Probst spricht Grußworte

Propst Maximilian Korn begrüßte neben der Familie von Fabian Eibl besonders das Stiftskapitel von St. Johann, die Priester, Familiaren und Freunde der Propstei, den Primizprediger, Prof. Pater Alkuin Schachenmayr OCist, sowie den Regens des überdiözesanen Seminars in Heiligenkreuz Mag. Martin Leitner und zahlreiche Seminaristen aus Heiligenkreuz. Sein Gruß richtete sich auch an die Freunde von H. Fabian, an die Vertreter der örtlichen Vereine und an alle Gläubigen, die zu diesem Festtag in die Klosterkirche St.
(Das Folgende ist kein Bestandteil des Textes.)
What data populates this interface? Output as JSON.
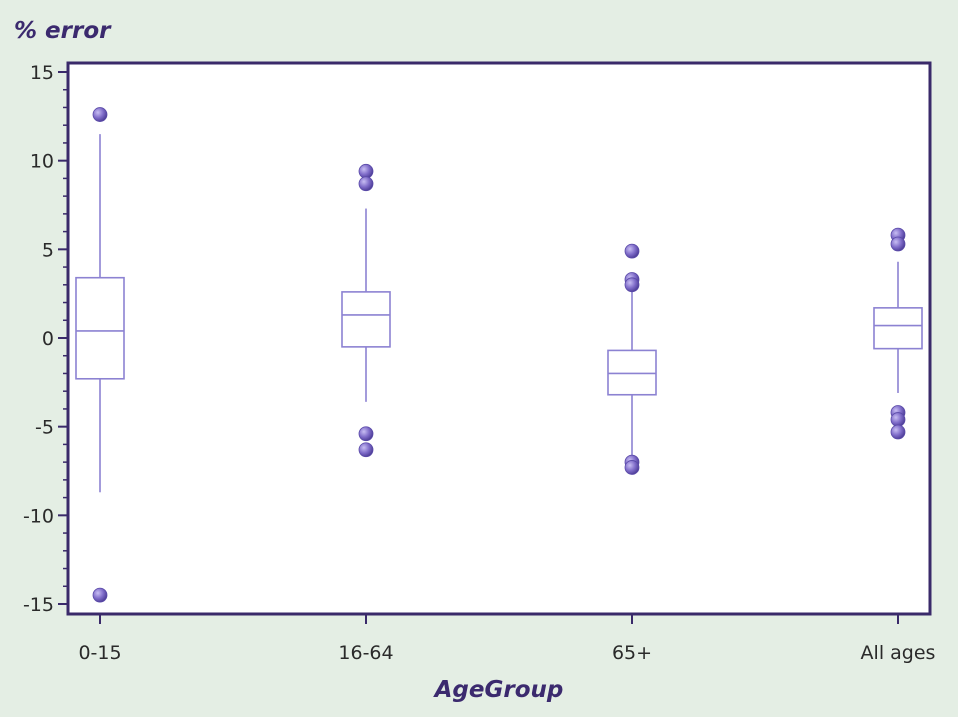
{
  "chart_data": {
    "type": "box",
    "title": "",
    "ylabel": "% error",
    "xlabel": "AgeGroup",
    "ylim": [
      -15,
      15
    ],
    "yticks": [
      -15,
      -10,
      -5,
      0,
      5,
      10,
      15
    ],
    "grid": false,
    "categories": [
      "0-15",
      "16-64",
      "65+",
      "All ages"
    ],
    "boxes": [
      {
        "category": "0-15",
        "whisker_low": -8.7,
        "q1": -2.3,
        "median": 0.4,
        "q3": 3.4,
        "whisker_high": 11.5,
        "outliers": [
          12.6,
          -14.5
        ]
      },
      {
        "category": "16-64",
        "whisker_low": -3.6,
        "q1": -0.5,
        "median": 1.3,
        "q3": 2.6,
        "whisker_high": 7.3,
        "outliers": [
          9.4,
          8.7,
          -5.4,
          -6.3
        ]
      },
      {
        "category": "65+",
        "whisker_low": -6.8,
        "q1": -3.2,
        "median": -2.0,
        "q3": -0.7,
        "whisker_high": 2.6,
        "outliers": [
          4.9,
          3.3,
          3.0,
          -7.0,
          -7.3
        ]
      },
      {
        "category": "All ages",
        "whisker_low": -3.1,
        "q1": -0.6,
        "median": 0.7,
        "q3": 1.7,
        "whisker_high": 4.3,
        "outliers": [
          5.8,
          5.3,
          -4.2,
          -4.6,
          -5.3
        ]
      }
    ],
    "colors": {
      "box_line": "#8c82d2",
      "marker": "#7f6cc9",
      "frame": "#3a2a6a",
      "plot_bg": "#ffffff",
      "page_bg": "#e4eee4"
    }
  }
}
Michael gekommen waren. Propst Maximilian bat anschließend den Neupriester, die heilige Messe für alle zu feiern, denn von dieser, so der Propst, gehe der größte Segen aus.

In seiner Predigt erklärte Pater Alkuin, dass der Boden, auf dem wir stehen, „heiliger Boden“ sei. „Der Kirchenraum und dort, wo der Neupriester stehen darf, am Altar, ist heiliger Boden.“ Er verglich den Tabernakel, in dem Jesus Christus in Form der Hostie gegenwärtig ist, mit dem brennenden Dornbusch aus dem Alten Testament: Dieser brenne und verbrenne doch nicht, er spende Licht und Wärme. „So brennt auch die heilige Kommunion und gibt uns Kraft. Auch Maria, deren Fest am ersten Mai in Bayern begangen wird, gleicht einem brennenden Dornbusch. Sie ist wie ein lebendiger Tabernakel, weil sie während ihrer Schwangerschaft Jesus getragen hat. Auch sie brennt und stiftet mütterliche Wärme.“

Priester bleibt Mensch

Der Anblick von Feuer, so P.Alkuin, sei faszinierend, und jeder könne sich an die ersten Lagerfeuer seines Lebens erinnern, wo er fasziniert in die Flammen gesehen habe und sich vielleicht gefragt habe: „Was ist eigentlich Feuer? Wo ist die Grenze des Feuers? Wo fängt es an und wo hört es auf?“ Man dürfe das Feuer nicht berühren, nahe sich ihm nur mit vorsichtigen Schritten. Genau das solle auch der Priester bedenken, wenn er sich dem Altar mit großer Ehrfurcht nähere. „Der Priester ist es dann auch, der mit seinen geweihten Händen sozusagen durch das Feuer hindurchgreifen darf. Was er vom jenseits dann in unsere Welt hinüberbringt, ist dann die Eucharistie.“ Trotz dieses großen Auftrages bleibe der Priester ein Mensch, ein Sünder. „Er ist für die Kirche da und seine Aufgabe ist es, als Dank und Bitte für die Menschen das Opfer am Altar darzubringen.“

Der Neupriester Eibl dankte allen, die ihn auf dem Berufungsweg und bei der Ausbildung begleitet haben, sowie allen, die bei der Vorbereitung und Feier der Primiz mitgewirkt haben. Im Anschluss begaben sich die Chorherren und die geladenen Gäste nach Hellring, um den Abend mit einem Festessen ausklingen zu lassen, teilen die Augustiner Chorherren von Paring mit.